Federal Courts and Nominations

OP-ED: Senate Rightly Rejected Bork, Must Scrutinize All Supreme Court Nominees

In a Washington Post piece last week, retired federal Judge James Robertson laments the Senate’s rejection of Robert Bork’s confirmation to the Supreme Court 30 years ago as an event ultimately leading to what Judge Robertson views as the undue politicization of the judicial confirmation process. As a “peace offering,” Judge Robertson advises Senate Democrats not to oppose the confirmation of current Supreme Court nominee Neil Gorsuch.

I learned from Judge Robertson’s piece that we have something in common. Back in 1987, we were both among the many lawyers working to compile the record of then-nominee Robert Bork, showing that Bork was unfit to serve on our nation’s highest court. The commonality, however, apparently ends there. According to Robertson, “I regret my part in what I now regard as a terrible political mistake.”

Well, I don’t regret my part at all (however inconsequential it may have been), nor do I regard the Senate’s rejection of Bork’s confirmation as a “political mistake.” Anyone with the twisted views of our Constitution that Bork had, including of the constitutional guarantees of equality under the law and the equal dignity of all persons, as well as of the civil rights laws implementing those fundamental rights, has no place on the Supreme Court.

During law school, I’d had a front row seat to Bork’s crabbed, harmful views of equality. In 1978, during my final year at Yale, the gay and lesbian law student group to which I belonged asked the faculty to require law firms and other employers who were given the privilege of using the law school’s facilities to interview students to confirm that they did not engage in sexual orientation discrimination in hiring. The school’s policy already required such a representation as to other forms of discrimination, including on the basis of race and sex.

Bork, then on the Yale Law School faculty, reacted with venomous opposition, writing a memo to his faculty colleagues that began, “There is no need to rehearse at length the intellectual emptiness of the arguments put forward on behalf of this proposal.” The proposal, however, “won handily.”

As it happened, that same semester, I was also enrolled in Bork’s class on antitrust law. Bork sometimes sprinkled his in-class remarks with his views on matters unrelated to antitrust, including his belief that law firms should not be required to hire anyone – including women – they did not want to hire. It was quite a class.

At the end of the semester, after final exams, Bork gave me the highest grade possible. How ironic I thought – Bork found no fault with my substantive abilities (at least insofar as his class was concerned), yet thought it should be permissible for a law firm not to hire me because I’m gay, or because I’m a woman, or both.

After Bork was nominated to the Supreme Court, the scrutiny of his far more public record confirmed what I had seen personally at Yale. This was someone whose skewed, dangerous legal philosophy was disqualifying for a Supreme Court nominee.

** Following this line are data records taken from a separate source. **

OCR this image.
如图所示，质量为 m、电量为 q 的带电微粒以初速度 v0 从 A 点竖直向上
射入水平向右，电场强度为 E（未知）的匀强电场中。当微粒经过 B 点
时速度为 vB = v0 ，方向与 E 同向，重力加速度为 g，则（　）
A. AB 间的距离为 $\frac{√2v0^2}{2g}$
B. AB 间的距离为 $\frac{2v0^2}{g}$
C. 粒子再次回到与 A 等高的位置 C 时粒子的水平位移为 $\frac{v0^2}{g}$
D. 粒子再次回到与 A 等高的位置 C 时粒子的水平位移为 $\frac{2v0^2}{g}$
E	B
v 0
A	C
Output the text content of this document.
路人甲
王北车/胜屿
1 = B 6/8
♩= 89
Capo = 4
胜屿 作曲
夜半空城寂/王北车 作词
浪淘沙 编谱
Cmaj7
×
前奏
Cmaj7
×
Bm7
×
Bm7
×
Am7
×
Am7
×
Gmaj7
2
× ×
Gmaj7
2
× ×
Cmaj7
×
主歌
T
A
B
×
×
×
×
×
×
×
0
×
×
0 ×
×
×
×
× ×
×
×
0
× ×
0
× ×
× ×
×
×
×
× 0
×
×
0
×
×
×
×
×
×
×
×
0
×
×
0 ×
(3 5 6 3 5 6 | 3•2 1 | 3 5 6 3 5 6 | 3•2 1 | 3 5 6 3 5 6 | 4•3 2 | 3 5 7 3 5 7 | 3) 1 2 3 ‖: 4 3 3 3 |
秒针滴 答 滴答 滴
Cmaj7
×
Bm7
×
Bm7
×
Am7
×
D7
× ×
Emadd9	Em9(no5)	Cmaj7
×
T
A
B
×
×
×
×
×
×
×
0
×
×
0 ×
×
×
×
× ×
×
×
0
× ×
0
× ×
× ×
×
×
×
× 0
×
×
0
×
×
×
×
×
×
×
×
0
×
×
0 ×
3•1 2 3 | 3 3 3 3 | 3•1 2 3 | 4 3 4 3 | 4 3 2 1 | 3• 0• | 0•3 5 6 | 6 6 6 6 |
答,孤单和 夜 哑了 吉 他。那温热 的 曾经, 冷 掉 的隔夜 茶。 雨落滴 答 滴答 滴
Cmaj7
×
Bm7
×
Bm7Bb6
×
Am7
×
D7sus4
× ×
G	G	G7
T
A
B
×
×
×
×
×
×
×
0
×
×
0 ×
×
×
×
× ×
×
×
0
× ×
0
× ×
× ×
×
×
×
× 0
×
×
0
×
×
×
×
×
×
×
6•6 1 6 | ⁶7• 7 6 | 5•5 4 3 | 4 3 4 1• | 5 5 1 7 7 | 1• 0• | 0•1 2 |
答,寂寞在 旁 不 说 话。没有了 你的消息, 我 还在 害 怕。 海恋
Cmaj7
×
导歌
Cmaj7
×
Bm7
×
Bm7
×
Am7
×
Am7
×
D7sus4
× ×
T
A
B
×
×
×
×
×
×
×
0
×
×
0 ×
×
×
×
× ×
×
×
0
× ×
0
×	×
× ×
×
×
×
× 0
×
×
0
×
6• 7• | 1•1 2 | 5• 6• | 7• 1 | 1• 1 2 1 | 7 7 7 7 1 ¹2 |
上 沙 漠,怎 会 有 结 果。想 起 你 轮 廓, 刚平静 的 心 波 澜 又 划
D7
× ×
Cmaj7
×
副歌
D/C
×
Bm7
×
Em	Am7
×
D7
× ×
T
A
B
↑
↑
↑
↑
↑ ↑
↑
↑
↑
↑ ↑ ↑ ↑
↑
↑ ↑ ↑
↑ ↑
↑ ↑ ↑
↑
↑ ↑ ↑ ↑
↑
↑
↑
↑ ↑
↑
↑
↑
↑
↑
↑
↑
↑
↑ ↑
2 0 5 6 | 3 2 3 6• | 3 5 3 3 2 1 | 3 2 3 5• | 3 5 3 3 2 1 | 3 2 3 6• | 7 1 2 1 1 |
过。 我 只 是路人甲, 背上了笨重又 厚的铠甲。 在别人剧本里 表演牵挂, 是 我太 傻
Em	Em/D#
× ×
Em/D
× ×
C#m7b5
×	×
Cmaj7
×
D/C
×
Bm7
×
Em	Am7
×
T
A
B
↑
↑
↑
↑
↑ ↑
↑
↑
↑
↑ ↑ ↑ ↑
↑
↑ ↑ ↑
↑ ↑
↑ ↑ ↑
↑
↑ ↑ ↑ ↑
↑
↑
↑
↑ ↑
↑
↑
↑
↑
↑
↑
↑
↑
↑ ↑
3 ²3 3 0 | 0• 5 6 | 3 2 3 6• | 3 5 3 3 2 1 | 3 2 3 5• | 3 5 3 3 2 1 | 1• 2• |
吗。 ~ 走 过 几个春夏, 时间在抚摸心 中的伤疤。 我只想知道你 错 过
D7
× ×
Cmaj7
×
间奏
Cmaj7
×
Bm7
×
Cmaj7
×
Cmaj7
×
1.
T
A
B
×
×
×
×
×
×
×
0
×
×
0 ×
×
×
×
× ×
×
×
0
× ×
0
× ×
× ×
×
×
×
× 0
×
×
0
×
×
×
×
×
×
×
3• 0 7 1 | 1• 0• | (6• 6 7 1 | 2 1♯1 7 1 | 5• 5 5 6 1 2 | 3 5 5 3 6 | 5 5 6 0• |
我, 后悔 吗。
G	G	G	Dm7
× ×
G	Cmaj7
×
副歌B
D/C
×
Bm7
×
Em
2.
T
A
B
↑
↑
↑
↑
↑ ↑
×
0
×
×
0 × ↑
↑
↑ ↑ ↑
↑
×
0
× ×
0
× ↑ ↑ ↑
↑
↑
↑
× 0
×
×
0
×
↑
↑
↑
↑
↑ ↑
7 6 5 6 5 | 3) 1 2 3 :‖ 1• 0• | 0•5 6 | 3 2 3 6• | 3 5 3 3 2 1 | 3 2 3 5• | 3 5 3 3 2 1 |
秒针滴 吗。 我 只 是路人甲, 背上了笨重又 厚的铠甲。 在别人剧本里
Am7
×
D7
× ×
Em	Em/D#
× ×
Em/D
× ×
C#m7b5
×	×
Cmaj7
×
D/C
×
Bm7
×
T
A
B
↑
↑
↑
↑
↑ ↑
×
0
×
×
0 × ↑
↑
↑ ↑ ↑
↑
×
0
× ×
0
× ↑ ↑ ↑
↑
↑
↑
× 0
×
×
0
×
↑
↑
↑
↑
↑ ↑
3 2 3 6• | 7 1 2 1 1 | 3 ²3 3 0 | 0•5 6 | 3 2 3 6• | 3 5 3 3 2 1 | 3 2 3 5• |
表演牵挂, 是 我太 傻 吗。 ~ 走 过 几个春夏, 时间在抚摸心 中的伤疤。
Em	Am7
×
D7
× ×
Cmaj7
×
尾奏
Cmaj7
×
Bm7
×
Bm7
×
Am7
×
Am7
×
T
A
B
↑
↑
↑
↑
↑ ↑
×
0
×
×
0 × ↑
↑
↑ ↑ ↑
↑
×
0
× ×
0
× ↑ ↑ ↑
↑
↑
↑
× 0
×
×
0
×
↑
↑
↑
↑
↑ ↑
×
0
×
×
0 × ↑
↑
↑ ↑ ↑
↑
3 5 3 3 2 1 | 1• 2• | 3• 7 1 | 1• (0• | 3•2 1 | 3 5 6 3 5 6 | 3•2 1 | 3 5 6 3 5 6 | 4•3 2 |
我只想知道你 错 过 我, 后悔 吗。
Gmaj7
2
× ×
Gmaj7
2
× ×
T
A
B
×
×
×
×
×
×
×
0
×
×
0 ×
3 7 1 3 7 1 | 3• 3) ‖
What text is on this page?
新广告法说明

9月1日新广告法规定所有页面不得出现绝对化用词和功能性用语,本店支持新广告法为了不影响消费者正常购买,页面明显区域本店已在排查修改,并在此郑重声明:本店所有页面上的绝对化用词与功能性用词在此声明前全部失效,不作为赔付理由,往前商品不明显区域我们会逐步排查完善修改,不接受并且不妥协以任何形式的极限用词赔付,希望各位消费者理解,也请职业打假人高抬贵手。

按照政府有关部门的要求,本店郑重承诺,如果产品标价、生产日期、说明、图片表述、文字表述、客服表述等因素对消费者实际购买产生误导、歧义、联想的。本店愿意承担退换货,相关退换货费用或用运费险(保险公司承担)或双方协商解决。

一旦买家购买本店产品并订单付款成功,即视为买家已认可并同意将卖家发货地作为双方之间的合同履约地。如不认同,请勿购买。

That Bork’s confirmation was rejected, and that Anthony Kennedy was subsequently confirmed to the Court instead, had consequences of monumental proportions for the good, not the least of which was Justice Kennedy’s opinion for the Court in Obergefell v. Hodges, a 5-4 ruling that the Constitution requires marriage equality for same-sex couples. There can be no doubt which side of that ruling Bork would have been on.

While I disagree with Judge Robertson that the Senate’s rejection of Bork’s nomination was a “political mistake,” I do share his view that the judicial confirmation process has become too politicized. As evidence, one need look no further than the unprecedented refusal last year by Senate Republicans to give President Obama’s nominee to the Supreme Court, Merrick Garland, any consideration whatsoever, instead holding the vacancy on the Court open in the hope that a Republican would be elected to the White House. Nothing could be more politicized than that.

Nevertheless, I disagree that Democratic Senators should now unilaterally disarm, apparently by refusing to scrutinize the record of current Supreme Court nominee Neil Gorsuch. That scrutiny is required for Senators to carry out their constitutional obligation to consent, or not, to a judicial nominee. The American people have a right to know, for example, whether, for Judge Gorsuch, constitutional time stopped in the late 18th Century, or whether he can demonstrate fidelity to the whole Constitution, including the Reconstruction Amendments adopted in the wake of the Civil War that wrote guarantees of equality under the law for all persons into our nation’s charter.

As we learned from the Bork nomination, there’s nothing politicized or inappropriate about such scrutiny; to the contrary, a failure by the Senate to engage in such an examination as to any Supreme Court nominee could have profoundly harmful consequences.